Vanaf dat moment werd Krishna de goeroe en Arjuna de discipel. Arjuna bad voor die status en kreeg die. Totdat Arjuna deze houding van een leerling accepteerde, was zijn hart gevuld met egoïsme en zwakte. De held was een nul geworden. Hij had een standpunt ingenomen dat precies het tegenovergestelde was van dat van Krishna. 


De reden voor dit alles is, als je de situatie zorgvuldig bestudeert, niets anders dan ‘egoïsme’. Liefde is het gezichtspunt van Krishna en waanvoorstellingen (bhrama) het gezichtspunt van Arjuna.

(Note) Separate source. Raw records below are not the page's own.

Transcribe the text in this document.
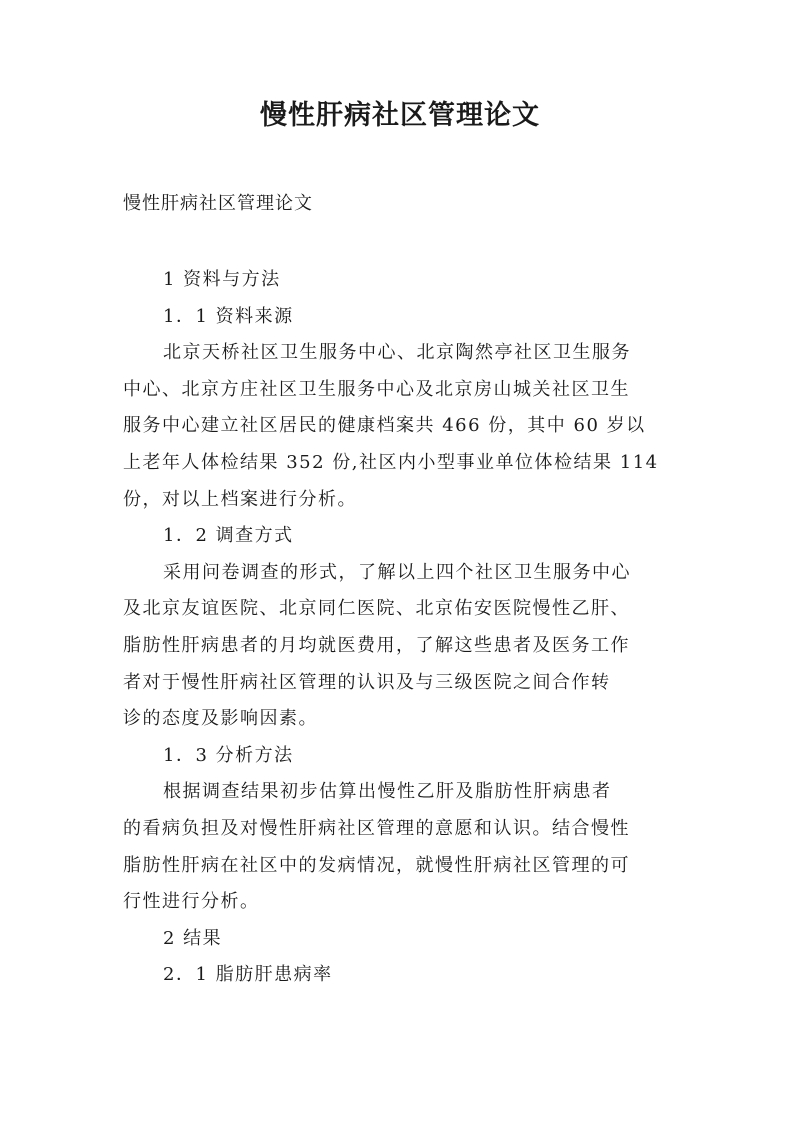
慢性肝病社区管理论文
慢性肝病社区管理论文
1 资料与方法
1．1 资料来源
北京天桥社区卫生服务中心、北京陶然亭社区卫生服务
中心、北京方庄社区卫生服务中心及北京房山城关社区卫生
服务中心建立社区居民的健康档案共 466 份，其中 60 岁以
上老年人体检结果 352 份,社区内小型事业单位体检结果 114
份，对以上档案进行分析。
1．2 调查方式
采用问卷调查的形式，了解以上四个社区卫生服务中心
及北京友谊医院、北京同仁医院、北京佑安医院慢性乙肝、
脂肪性肝病患者的月均就医费用，了解这些患者及医务工作
者对于慢性肝病社区管理的认识及与三级医院之间合作转
诊的态度及影响因素。
1．3 分析方法
根据调查结果初步估算出慢性乙肝及脂肪性肝病患者
的看病负担及对慢性肝病社区管理的意愿和认识。结合慢性
脂肪性肝病在社区中的发病情况，就慢性肝病社区管理的可
行性进行分析。
2 结果
2．1 脂肪肝患病率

Arjuna leed daardoor pijn. Toen besefte hij dat egoïsme alleen maar tot nog meer onwetendheid en verwarring leidde. Hij gaf zijn oordeel over aan de Heer en redde zichzelf. Hij zei dat hij slechts een instrument was in de handen van de Heer. 


Het erkennen van iemands fouten is de eerste uitmuntendheid van een goede discipel; het is het begin van wijsheid. Alleen de dwazen zullen het gevoel hebben dat ze alles weten en lijden aan de verschrikkelijke ziekte van een opgezwollen hoofd.